BIND (Berkeley Internet Name Domain) is a complete, highly portable implementation of the DNS (Domain Name System) protocol.

Internet Systems Consortium (https://www.isc.org), a 501(c)(3) public benefit corporation dedicated to providing software and services in support of the Internet infrastructure, developed BIND 9 and is responsible for its ongoing maintenance and improvement.

More details about upstream project can be found on their gitlab. This repository contains only upstream sources and packaging instructions for Fedora Project.

Subpackages

The package contains several subpackages, some of them can be disabled on rebuild.

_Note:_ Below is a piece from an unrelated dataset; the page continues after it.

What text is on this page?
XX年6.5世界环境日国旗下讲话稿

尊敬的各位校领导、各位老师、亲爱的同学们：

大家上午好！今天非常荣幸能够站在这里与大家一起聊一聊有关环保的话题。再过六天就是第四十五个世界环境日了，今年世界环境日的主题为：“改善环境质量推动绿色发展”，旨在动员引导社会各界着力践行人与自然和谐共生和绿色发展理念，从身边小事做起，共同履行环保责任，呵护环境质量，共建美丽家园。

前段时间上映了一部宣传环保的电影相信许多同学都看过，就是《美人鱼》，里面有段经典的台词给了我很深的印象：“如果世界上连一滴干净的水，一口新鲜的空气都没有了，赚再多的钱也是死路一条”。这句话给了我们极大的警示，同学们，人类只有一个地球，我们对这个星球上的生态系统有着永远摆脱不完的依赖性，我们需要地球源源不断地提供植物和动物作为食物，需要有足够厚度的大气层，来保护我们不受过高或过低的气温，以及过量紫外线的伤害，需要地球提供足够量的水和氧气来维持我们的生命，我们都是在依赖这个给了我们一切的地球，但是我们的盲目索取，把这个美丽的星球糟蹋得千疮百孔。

  • bind -- named daemon providing DNS server
  • bind-utils -- set of tools to analyse DNS responses or update entries (dig, host)
  • bind-doc -- documentation for current bind, BIND 9 Administrator Reference Manual.
  • bind-license -- Shared license for all packages but bind-export-libs.
  • bind-pkcs11 -- named daemon built with native PKCS#11 support. Can be disabled by --without PKCS11.
  • bind-libs and bind-libs-lite -- Shared libraries used by some others programs
  • bind-devel -- Development headers for libs.
  • bind-dlz-* -- Dynamic loadable DLZ plugins with support for external databases

Optional features

  • GSSTSIG -- Support for Kerberos authentication in BIND.
  • LMDB -- Support for dynamic database for managing runtime added zones. Provides faster removal of added zone with much less overhead. But requires lmdb linked to base libs.
  • DLZ -- Support for dynamic loaded modules providing support for features bind-sdb provides, but only small module is required.